16 Feb 2015 By Andy Mukherjee

Japan’s economy has dragged itself out of recession, but the country’s limp job market is hobbling the recovery. While money-printing can further weaken the yen and boost exports, stronger domestic demand depends on creating more full-time, well-paid jobs.

Gross domestic product expanded at a 2.2 percent annualised rate in the final three months of 2014, reversing two straight quarters of declining output. However, the revival was weaker than expected. Economists surveyed by Reuters had forecast growth of 3.7 percent.

A third of the expansion came from increasing net exports. By contrast, domestic demand – which plunged after the government hiked the sales tax last April – remains weak. Despite a 60 percent increase in the Bank of Japan’s quantitative easing programme in October, private non-residential investment barely grew. Spending on new homes declined, and consumption growth was flat.

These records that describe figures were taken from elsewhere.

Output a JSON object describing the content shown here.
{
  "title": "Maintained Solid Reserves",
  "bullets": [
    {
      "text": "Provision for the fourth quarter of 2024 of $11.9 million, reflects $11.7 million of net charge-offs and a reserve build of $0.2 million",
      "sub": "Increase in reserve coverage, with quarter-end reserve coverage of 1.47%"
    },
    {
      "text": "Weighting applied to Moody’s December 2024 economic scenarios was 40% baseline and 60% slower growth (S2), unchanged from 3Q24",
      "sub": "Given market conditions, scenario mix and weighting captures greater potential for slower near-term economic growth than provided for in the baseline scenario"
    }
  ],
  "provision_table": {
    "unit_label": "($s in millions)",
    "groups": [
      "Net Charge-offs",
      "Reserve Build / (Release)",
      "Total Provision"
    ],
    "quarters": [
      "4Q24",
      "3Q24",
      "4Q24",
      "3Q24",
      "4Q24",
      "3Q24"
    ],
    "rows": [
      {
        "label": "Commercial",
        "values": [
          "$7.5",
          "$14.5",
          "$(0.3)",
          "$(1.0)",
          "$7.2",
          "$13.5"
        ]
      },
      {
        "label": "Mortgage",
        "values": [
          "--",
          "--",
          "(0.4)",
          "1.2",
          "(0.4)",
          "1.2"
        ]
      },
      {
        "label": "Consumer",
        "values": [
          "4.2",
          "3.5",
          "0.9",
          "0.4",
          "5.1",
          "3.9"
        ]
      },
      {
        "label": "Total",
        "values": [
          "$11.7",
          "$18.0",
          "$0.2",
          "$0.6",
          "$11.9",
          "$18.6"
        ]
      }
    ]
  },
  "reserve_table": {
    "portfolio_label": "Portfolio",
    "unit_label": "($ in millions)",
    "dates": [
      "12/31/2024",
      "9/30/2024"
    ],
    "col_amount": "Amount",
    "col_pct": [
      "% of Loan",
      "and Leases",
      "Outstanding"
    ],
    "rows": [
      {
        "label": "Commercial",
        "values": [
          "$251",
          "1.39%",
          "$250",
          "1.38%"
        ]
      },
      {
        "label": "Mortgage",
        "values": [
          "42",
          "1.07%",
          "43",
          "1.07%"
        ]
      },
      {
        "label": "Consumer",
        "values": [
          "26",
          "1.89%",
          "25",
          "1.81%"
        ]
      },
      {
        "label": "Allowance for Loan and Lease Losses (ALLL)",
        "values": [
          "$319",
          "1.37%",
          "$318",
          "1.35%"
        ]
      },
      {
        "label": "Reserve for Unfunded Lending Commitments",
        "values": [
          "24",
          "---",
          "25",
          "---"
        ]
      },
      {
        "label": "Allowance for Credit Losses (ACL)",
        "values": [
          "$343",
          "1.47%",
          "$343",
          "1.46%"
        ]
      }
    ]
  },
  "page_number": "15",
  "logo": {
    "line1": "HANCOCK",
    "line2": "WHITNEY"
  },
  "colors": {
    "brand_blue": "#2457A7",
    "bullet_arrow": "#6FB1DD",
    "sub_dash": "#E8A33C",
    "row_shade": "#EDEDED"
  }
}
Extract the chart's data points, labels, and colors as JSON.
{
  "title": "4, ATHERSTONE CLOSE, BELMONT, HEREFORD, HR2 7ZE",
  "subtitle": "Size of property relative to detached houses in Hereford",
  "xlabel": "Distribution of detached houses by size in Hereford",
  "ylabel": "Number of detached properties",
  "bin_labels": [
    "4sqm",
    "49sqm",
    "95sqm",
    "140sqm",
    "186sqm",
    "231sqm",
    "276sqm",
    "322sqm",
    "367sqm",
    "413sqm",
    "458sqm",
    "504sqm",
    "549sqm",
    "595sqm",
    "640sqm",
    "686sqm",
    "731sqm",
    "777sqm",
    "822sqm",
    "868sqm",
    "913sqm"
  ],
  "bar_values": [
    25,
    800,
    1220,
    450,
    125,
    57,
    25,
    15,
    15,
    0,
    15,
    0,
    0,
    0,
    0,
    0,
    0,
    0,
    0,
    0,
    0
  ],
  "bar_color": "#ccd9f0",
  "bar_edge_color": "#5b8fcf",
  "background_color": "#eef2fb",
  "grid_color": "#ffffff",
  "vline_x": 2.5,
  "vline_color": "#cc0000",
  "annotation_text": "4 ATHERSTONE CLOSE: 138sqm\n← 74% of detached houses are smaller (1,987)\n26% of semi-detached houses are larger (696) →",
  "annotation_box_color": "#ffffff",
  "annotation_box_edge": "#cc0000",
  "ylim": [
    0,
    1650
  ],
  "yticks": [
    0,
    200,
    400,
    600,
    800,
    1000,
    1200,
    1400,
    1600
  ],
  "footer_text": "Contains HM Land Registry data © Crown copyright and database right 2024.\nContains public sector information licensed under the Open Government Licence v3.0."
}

Much of the blame lies with Japan’s fractured labour market. Since Shinzo Abe was elected prime minister in December 2012, the ranks of temporary and part-time employees and short-term contract workers – have swelled by more than 10 percent. Better-paid, full-time jobs have shrunk by 1 percent.


Reforming Japan’s crusty labour laws should give those non-regular employees greater job security, encouraging them to demand higher wages – and spend the proceeds. However, companies will continue to resist change, viewing any interference in hiring practices as a raid on their profitability. As a short-term demand palliative, Abe may need to boost government spending instead.

Japanese stocks rose after the GDP report, as investors bet that the weaker-than-expected recovery will eventually force the BOJ to reach for an even bigger stimulus package. But more yen-printing on its own is highly unlikely to translate into faster wage growth. 

Japanese worker productivity has slowed over the last two decades. Overdependence on poorly trained non-regular workers could bring efficiency gains to a standstill, in turn making employers even more reluctant to raise wages. The GDP report is a reminder that a limp recovery is becoming immune to monetary medicine. Unless Japan’s labour market is fixed, the remedy might lose all its potency.